EPS 342 - “Equity Dried Up. Deals Are Cracking. Now What?”
/Raising equity used to be the easy part—today, it’s the biggest hurdle. Veteran real estate securities attorney Eugene Trowbridge unpacks the legal landmines, capital challenges, and shifting dynamics in apartment syndication. From SEC rules to struggling deals and cautious investors, this conversation connects the dots on why deals aren’t penciling—and what smart operators must do to survive and win in today’s market.
Key Takeaways:
The New Reality of Raising Equity 1) Equity has gone from abundant to scarce almost overnight 2) Many investors are either fully deployed or sitting on the sidelines waiting for clarity 3) Larger deals ($10M+) increasing require multiple GPs and creative capital stacks
Legal Structure Matters More Than Ever 1) Understanding Regulation D (506B vs 506C) is critical. 506B: Relationship-based, no advertising, limited sophisticated investors 506C: Allows advertising but requires strict accreditation verification.
Market Stress is Exposing Weak Deals: Rising interest rates + bridge debt + depleted reserves = distressed assets.

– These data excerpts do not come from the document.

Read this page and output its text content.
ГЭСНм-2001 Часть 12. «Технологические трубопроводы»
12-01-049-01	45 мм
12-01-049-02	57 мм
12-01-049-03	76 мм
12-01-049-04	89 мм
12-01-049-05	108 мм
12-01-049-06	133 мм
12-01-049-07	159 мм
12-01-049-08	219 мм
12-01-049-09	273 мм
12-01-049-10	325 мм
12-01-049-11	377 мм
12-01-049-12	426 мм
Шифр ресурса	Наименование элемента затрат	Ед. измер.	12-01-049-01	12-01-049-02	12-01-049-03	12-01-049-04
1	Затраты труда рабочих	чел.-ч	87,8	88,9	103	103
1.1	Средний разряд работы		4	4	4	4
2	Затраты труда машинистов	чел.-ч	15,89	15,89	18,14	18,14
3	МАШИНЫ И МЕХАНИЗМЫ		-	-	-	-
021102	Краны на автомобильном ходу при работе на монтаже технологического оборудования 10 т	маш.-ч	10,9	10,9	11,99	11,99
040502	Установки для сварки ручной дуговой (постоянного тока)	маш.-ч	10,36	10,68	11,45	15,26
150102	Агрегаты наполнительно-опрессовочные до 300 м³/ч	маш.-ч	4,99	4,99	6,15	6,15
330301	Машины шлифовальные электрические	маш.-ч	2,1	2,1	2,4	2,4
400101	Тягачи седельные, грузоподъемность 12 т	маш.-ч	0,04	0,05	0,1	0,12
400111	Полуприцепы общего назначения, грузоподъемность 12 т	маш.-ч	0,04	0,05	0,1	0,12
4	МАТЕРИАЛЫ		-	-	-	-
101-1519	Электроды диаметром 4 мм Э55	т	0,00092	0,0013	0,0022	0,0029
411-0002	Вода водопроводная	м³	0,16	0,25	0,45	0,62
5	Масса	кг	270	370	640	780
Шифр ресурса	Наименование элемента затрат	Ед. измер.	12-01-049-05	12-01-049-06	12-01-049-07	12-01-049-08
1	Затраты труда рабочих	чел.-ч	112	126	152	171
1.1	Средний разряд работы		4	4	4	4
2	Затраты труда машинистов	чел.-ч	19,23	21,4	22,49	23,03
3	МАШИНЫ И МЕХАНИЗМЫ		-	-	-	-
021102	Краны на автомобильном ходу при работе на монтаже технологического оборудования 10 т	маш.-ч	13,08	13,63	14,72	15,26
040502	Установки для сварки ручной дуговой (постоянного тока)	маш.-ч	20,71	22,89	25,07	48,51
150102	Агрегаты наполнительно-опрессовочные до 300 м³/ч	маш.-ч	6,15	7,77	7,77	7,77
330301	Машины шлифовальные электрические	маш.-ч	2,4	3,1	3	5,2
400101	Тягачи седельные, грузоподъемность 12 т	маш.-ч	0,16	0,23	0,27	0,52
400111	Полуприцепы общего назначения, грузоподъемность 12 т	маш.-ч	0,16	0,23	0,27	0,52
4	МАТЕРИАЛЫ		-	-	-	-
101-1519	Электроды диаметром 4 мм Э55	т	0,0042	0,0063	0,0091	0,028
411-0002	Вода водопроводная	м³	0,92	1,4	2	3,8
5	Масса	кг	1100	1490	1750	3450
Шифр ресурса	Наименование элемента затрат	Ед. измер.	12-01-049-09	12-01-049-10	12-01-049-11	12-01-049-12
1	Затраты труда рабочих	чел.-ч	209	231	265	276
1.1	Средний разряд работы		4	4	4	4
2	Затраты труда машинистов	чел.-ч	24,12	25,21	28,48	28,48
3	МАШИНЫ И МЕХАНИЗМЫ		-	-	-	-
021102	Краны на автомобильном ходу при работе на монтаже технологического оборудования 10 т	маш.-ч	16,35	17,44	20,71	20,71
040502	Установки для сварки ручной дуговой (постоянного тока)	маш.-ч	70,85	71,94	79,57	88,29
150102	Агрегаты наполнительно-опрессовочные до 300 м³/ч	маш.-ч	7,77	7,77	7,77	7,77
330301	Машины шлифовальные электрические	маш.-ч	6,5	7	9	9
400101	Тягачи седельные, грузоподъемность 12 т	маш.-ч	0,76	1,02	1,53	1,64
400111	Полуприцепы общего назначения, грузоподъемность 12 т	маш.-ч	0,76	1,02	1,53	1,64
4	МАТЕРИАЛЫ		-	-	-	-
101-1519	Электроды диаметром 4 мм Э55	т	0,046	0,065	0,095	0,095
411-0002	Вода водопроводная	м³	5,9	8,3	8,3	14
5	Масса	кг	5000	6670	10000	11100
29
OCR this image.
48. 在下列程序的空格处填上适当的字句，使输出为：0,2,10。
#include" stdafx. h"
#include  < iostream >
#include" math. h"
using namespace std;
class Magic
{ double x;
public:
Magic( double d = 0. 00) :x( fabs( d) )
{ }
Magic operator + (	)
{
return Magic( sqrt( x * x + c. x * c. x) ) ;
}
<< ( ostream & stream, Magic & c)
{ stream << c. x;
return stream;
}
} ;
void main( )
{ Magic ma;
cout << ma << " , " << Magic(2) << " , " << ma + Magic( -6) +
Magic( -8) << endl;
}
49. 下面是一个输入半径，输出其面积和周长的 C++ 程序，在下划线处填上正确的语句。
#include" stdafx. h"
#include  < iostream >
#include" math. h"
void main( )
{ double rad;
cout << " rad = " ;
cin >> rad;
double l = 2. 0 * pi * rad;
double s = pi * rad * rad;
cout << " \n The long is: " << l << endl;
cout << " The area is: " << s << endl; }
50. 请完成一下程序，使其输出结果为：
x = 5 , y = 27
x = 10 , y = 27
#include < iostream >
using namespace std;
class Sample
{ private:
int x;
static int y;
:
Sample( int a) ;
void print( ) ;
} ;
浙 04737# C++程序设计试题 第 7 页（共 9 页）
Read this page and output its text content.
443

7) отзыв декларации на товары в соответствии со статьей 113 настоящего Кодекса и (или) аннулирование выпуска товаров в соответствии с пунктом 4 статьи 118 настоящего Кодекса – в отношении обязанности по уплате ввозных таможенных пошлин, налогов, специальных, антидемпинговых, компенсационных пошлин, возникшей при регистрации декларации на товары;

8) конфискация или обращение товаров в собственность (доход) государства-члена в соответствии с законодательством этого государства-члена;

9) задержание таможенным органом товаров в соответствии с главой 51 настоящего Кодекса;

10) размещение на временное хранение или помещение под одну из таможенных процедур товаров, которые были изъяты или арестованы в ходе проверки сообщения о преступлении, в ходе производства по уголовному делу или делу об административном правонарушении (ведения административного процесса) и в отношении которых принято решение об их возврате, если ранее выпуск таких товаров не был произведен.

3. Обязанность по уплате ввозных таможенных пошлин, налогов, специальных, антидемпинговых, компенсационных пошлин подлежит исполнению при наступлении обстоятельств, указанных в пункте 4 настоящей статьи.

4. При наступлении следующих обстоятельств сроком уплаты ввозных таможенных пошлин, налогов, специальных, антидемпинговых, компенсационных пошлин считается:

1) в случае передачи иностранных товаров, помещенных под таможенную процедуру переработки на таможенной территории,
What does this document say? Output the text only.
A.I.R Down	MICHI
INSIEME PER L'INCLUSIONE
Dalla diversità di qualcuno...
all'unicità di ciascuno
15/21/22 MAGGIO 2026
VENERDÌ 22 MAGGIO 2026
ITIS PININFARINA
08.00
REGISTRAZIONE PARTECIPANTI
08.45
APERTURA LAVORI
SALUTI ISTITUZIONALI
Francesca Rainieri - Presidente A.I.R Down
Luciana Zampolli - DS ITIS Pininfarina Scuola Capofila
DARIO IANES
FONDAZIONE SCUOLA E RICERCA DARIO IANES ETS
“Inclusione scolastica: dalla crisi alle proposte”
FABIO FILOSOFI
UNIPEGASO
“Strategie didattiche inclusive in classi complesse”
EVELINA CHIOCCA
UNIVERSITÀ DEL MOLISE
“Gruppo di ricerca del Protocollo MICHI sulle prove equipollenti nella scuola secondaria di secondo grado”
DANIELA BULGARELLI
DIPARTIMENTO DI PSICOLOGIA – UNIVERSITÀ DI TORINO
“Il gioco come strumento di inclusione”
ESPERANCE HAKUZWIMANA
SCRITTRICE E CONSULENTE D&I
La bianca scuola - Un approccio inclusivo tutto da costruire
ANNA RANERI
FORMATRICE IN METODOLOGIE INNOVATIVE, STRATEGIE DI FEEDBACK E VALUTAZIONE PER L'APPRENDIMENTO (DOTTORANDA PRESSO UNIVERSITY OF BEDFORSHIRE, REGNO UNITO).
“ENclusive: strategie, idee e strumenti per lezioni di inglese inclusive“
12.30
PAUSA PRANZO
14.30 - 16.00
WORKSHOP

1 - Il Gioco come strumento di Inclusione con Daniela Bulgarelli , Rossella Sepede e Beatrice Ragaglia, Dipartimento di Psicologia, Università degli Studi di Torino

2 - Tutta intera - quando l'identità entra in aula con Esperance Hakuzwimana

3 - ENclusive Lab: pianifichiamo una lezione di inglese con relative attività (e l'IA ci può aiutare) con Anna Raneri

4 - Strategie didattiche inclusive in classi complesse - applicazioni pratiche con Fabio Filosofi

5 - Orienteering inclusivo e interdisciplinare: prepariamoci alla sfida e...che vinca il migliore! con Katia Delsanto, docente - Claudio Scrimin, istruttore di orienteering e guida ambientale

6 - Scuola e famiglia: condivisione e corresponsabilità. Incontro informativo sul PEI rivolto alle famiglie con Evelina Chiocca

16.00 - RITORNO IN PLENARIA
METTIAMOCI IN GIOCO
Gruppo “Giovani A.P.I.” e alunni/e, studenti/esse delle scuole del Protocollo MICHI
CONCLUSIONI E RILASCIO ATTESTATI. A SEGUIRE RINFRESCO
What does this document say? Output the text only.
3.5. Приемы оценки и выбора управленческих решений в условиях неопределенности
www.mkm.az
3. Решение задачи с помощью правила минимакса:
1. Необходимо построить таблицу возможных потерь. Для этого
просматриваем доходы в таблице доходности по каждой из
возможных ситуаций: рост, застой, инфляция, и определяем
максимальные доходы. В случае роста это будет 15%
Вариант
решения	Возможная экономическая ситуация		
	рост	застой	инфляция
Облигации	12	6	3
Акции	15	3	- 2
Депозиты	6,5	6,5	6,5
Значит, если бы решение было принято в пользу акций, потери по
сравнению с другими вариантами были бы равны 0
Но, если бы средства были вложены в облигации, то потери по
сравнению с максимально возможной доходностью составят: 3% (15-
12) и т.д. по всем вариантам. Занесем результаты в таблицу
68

The Hidden Risk in Capital Raising: Not all “capital raisers” are operating legally. Transaction-based compensation without property licensing can trigger SEC enforcement.
Final Thought:
Today’s market is separating professionals from pretenders. Capital is harder, deals are riskier, and the legal framework matters more than ever. The operators who understand both the financial AND regulatory side of the business will be the ones still standing when the market turns.